Department of Head Neck and Thyroid, The Affiliated Cancer Hospital of Zhengzhou University & Henan Cancer Hospital, Zhengzhou, 450008, China.
Department of Head Neck and Thyroid, The Affiliated Cancer Hospital of Zhengzhou University & Henan Cancer Hospital, Zhengzhou, 450008, China.
Eur J Surg Oncol. 2023 Aug;49(8):1405-1410. doi: 10.1016/j.ejso.2023.04.002. Epub 2023 Apr 11.
Survival significance of parotid lymph node (LN) factors in parotid cancer remains unclear, our goal was to assess the impact of number, size, and extranodal extension (ENE) of metastatic parotid LNs on prognosis in parotid cancer.
Patients with surgically treated parotid cancer were retrospectively enrolled. Primary outcome variable was recurrence-free survival (RFS) and overall survival (OS). The hazard ratios (HRs) of main predictive variables including the number, size, and ENE of positive parotid LNs on RFS and OS were analyzed using Cox model. The secondary outcome variable was ENE of metastatic parotid LN, its association with clinicopathologic variables were evaluated using Chi-square test.
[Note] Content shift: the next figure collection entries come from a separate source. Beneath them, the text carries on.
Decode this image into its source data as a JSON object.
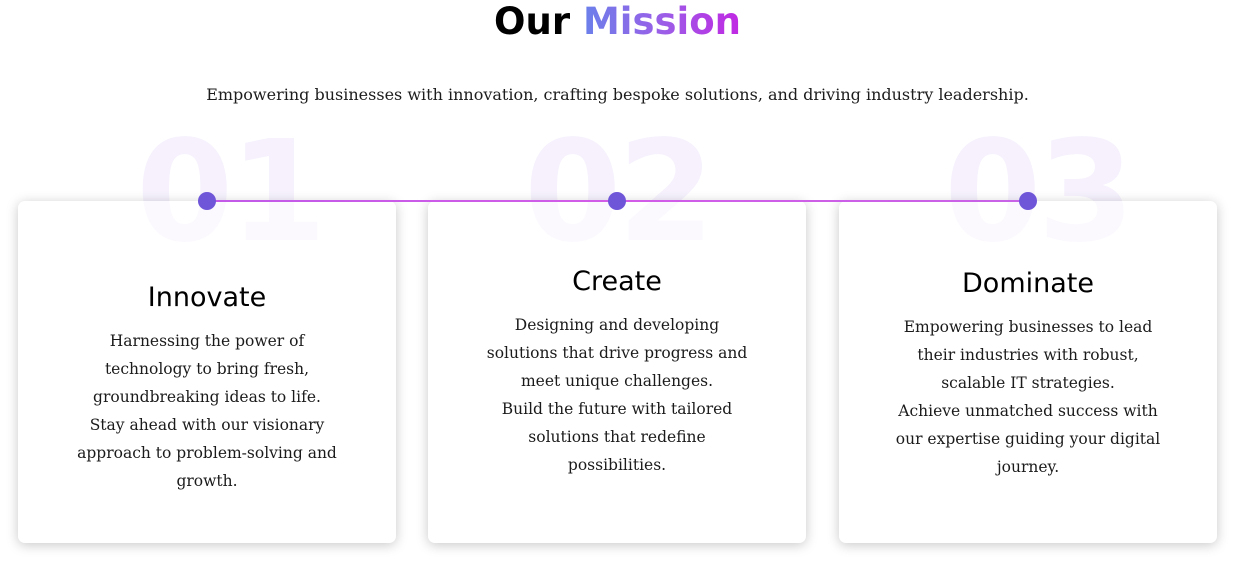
{
  "section": {
    "title_plain": "Our",
    "title_accent": "Mission",
    "subtitle": "Empowering businesses with innovation, crafting bespoke solutions, and driving industry leadership."
  },
  "steps": [
    {
      "number": "01",
      "heading": "Innovate",
      "body_lines": [
        "Harnessing the power of",
        "technology to bring fresh,",
        "groundbreaking ideas to life.",
        "Stay ahead with our visionary",
        "approach to problem-solving and",
        "growth."
      ]
    },
    {
      "number": "02",
      "heading": "Create",
      "body_lines": [
        "Designing and developing",
        "solutions that drive progress and",
        "meet unique challenges.",
        "Build the future with tailored",
        "solutions that redefine",
        "possibilities."
      ]
    },
    {
      "number": "03",
      "heading": "Dominate",
      "body_lines": [
        "Empowering businesses to lead",
        "their industries with robust,",
        "scalable IT strategies.",
        "Achieve unmatched success with",
        "our expertise guiding your digital",
        "journey."
      ]
    }
  ],
  "colors": {
    "accent_gradient_start": "#6a80ea",
    "accent_gradient_end": "#c127e3",
    "timeline_dot": "#6f55d8",
    "timeline_line": "#c25ae8",
    "ghost_number": "#f6f1fd"
  }
}
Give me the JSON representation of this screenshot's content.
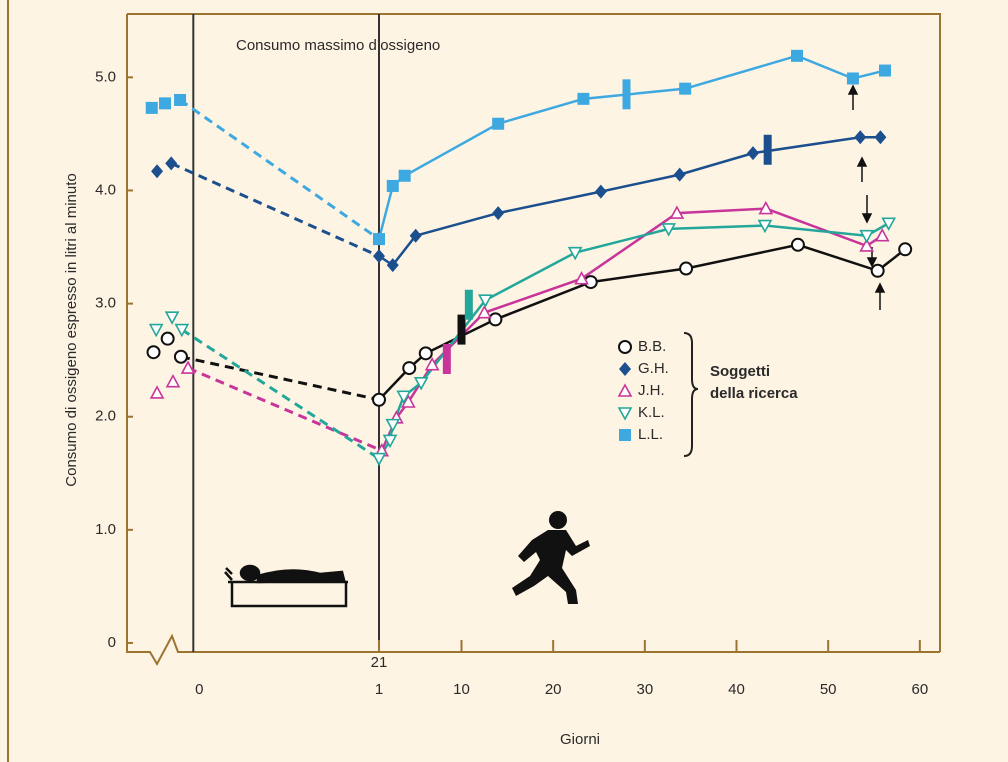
{
  "chart_data": {
    "type": "line",
    "title": "Consumo massimo d’ossigeno",
    "ylabel": "Consumo di ossigeno espresso in litri al minuto",
    "xlabel": "Giorni",
    "legend_title": [
      "Soggetti",
      "della ricerca"
    ],
    "ylim": [
      -0.08,
      5.56
    ],
    "yticks": [
      0,
      {
        "value": 1,
        "label": "1.0"
      },
      {
        "value": 2,
        "label": "2.0"
      },
      {
        "value": 3,
        "label": "3.0"
      },
      {
        "value": 4,
        "label": "4.0"
      },
      {
        "value": 5,
        "label": "5.0"
      }
    ],
    "rest_axis": {
      "xlim": [
        -7.5,
        21
      ],
      "xticks": [
        0,
        21
      ]
    },
    "recovery_axis": {
      "xlim": [
        1,
        62.2
      ],
      "xticks": [
        1,
        10,
        20,
        30,
        40,
        50,
        60
      ]
    },
    "series": [
      {
        "name": "B.B.",
        "color": "#111111",
        "marker": "circle",
        "pre_x": [
          -4.5,
          -2.9,
          -1.4
        ],
        "pre_values": [
          2.57,
          2.69,
          2.53
        ],
        "x": [
          1,
          4.3,
          6.1,
          13.7,
          24.1,
          34.5,
          46.7,
          55.4,
          58.4
        ],
        "values": [
          2.15,
          2.43,
          2.56,
          2.86,
          3.19,
          3.31,
          3.52,
          3.29,
          3.48
        ],
        "bar_x": 10,
        "bar_value": 2.77
      },
      {
        "name": "G.H.",
        "color": "#1b4f8e",
        "marker": "diamond",
        "pre_x": [
          -4.1,
          -2.5
        ],
        "pre_values": [
          4.17,
          4.24
        ],
        "x": [
          1,
          2.5,
          5,
          14,
          25.2,
          33.8,
          41.8,
          53.5,
          55.7
        ],
        "values": [
          3.42,
          3.34,
          3.6,
          3.8,
          3.99,
          4.14,
          4.33,
          4.47,
          4.47
        ],
        "bar_x": 43.4,
        "bar_value": 4.36
      },
      {
        "name": "J.H.",
        "color": "#c8359a",
        "marker": "triangle-up",
        "pre_x": [
          -4.1,
          -2.3,
          -0.6
        ],
        "pre_values": [
          2.21,
          2.31,
          2.43
        ],
        "x": [
          1.3,
          2.9,
          4.2,
          6.8,
          12.5,
          23.1,
          33.5,
          43.2,
          54.2,
          55.9
        ],
        "values": [
          1.7,
          1.99,
          2.13,
          2.46,
          2.92,
          3.22,
          3.8,
          3.84,
          3.51,
          3.6
        ],
        "bar_x": 8.4,
        "bar_value": 2.51
      },
      {
        "name": "K.L.",
        "color": "#22a79a",
        "marker": "triangle-down",
        "pre_x": [
          -4.2,
          -2.4,
          -1.3
        ],
        "pre_values": [
          2.77,
          2.88,
          2.77
        ],
        "x": [
          1,
          2.2,
          2.5,
          3.7,
          5.6,
          12.6,
          22.4,
          32.6,
          43.1,
          54.2,
          56.6
        ],
        "values": [
          1.63,
          1.79,
          1.93,
          2.18,
          2.3,
          3.03,
          3.45,
          3.66,
          3.69,
          3.6,
          3.71
        ],
        "bar_x": 10.8,
        "bar_value": 2.99
      },
      {
        "name": "L.L.",
        "color": "#3ea8e0",
        "marker": "square",
        "pre_x": [
          -4.7,
          -3.2,
          -1.5
        ],
        "pre_values": [
          4.73,
          4.77,
          4.8
        ],
        "x": [
          1,
          2.5,
          3.8,
          14,
          23.3,
          34.4,
          46.6,
          52.7,
          56.2
        ],
        "values": [
          3.57,
          4.04,
          4.13,
          4.59,
          4.81,
          4.9,
          5.19,
          4.99,
          5.06
        ],
        "bar_x": 28,
        "bar_value": 4.85
      }
    ]
  }
}
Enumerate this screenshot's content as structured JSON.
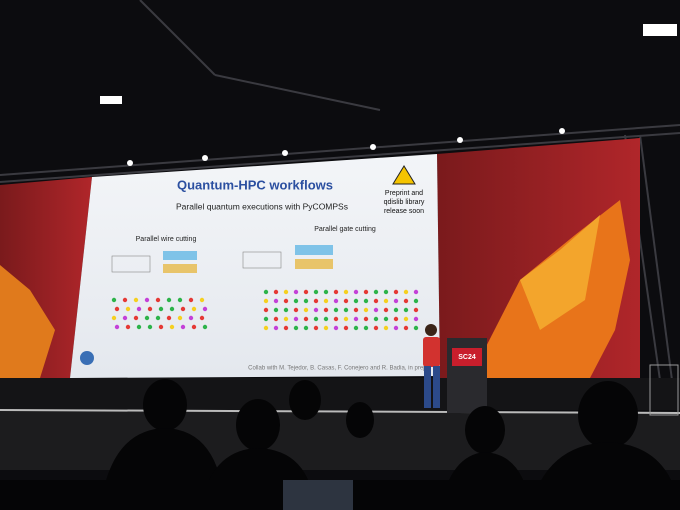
{
  "slide": {
    "title": "Quantum-HPC workflows",
    "subtitle": "Parallel quantum executions with PyCOMPSs",
    "notice": [
      "Preprint and",
      "qdislib library",
      "release soon"
    ],
    "left_label": "Parallel wire cutting",
    "right_label": "Parallel gate cutting",
    "credit": "Collab with M. Tejedor, B. Casas, F. Conejero and R. Badia, in prepar"
  },
  "podium": {
    "logo": "SC24"
  }
}
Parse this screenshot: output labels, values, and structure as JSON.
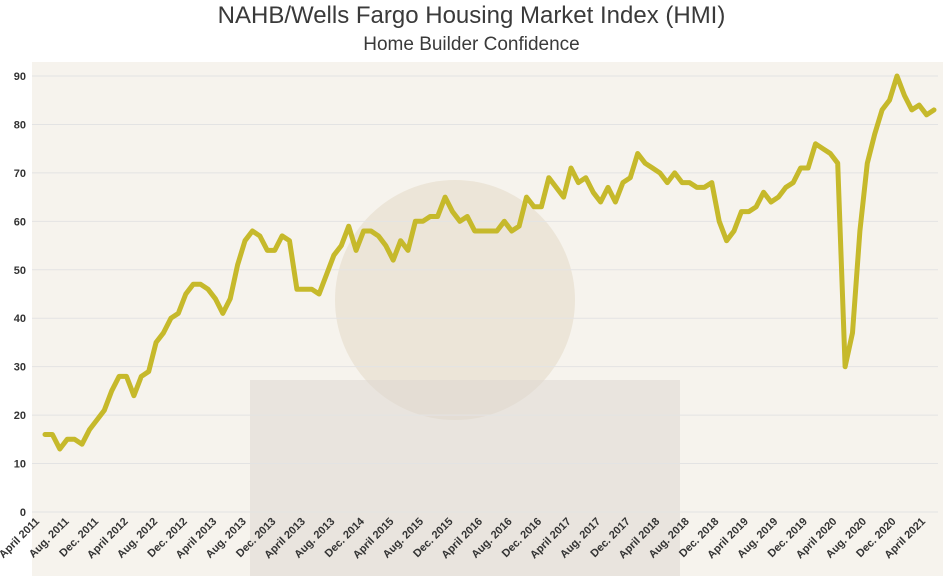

In total, 453 patients (186 male and 267 female) were included. The 10-year RFS and OS rates were 73% (95%CI: 69%-77%) and 61% (95%CI: 55%-67%), respectively. In Cox model, compared none parotid LN metastasis, one metastatic parotid LN did not offer additional compromise of RFS (p = 0.224) or OS (p = 0.135), but two or more positive LNs decreased the control of RFS (HR: 2.017; 95%CI: 1.378-4.632) and OS (HR: 2.173; 95%CI: 1.367-4.275). When accounting for the number of metastatic LNs, LN size or ENE was no longer related to RFS or OS. ENE of parotid LN tended to develop if there was presence of T3/4 stage, lymphovascular invasion, high histologic grade, N2/3 stage, and three or more positive parotid LNs.
Quantitative parotid LN burden but not ENE or LN size is an important determinant of survival in patients with parotid cancer.
腮腺淋巴结(LN)因素对腮腺癌生存的意义仍不清楚,我们的目标是评估转移性腮腺 LN 的数量、大小和结外扩展(ENE)对腮腺癌预后的影响。
回顾性纳入接受手术治疗的腮腺癌患者。主要观察变量是无复发生存(RFS)和总生存(OS)。使用 Cox 模型分析包括阳性腮腺 LN 数量、大小和 ENE 在内的主要预测变量对 RFS 和 OS 的风险比(HR)。次要观察变量为转移性腮腺 LN 的 ENE,使用卡方检验评估其与临床病理变量的关系。
共纳入 453 例患者(男 186 例,女 267 例)。10 年 RFS 和 OS 率分别为 73%(95%CI:69%-77%)和 61%(95%CI:55%-67%)。在 Cox 模型中,与无腮腺 LN 转移相比,单个转移性腮腺 LN 并未进一步降低 RFS(p=0.224)或 OS(p=0.135),但两个或更多阳性 LNs 降低了 RFS(HR:2.017;95%CI:1.378-4.632)和 OS(HR:2.173;95%CI:1.367-4.275)的控制率。当考虑转移性 LNs 的数量时,LN 大小或 ENE 与 RFS 或 OS 不再相关。如果存在 T3/4 期、血管淋巴管侵犯、高组织学分级、N2/3 期和 3 个或更多阳性腮腺 LN,则腮腺 LN 的 ENE 更易发生。
腮腺 LN 的定量负荷而不是 ENE 或 LN 大小是腮腺癌患者生存的重要决定因素。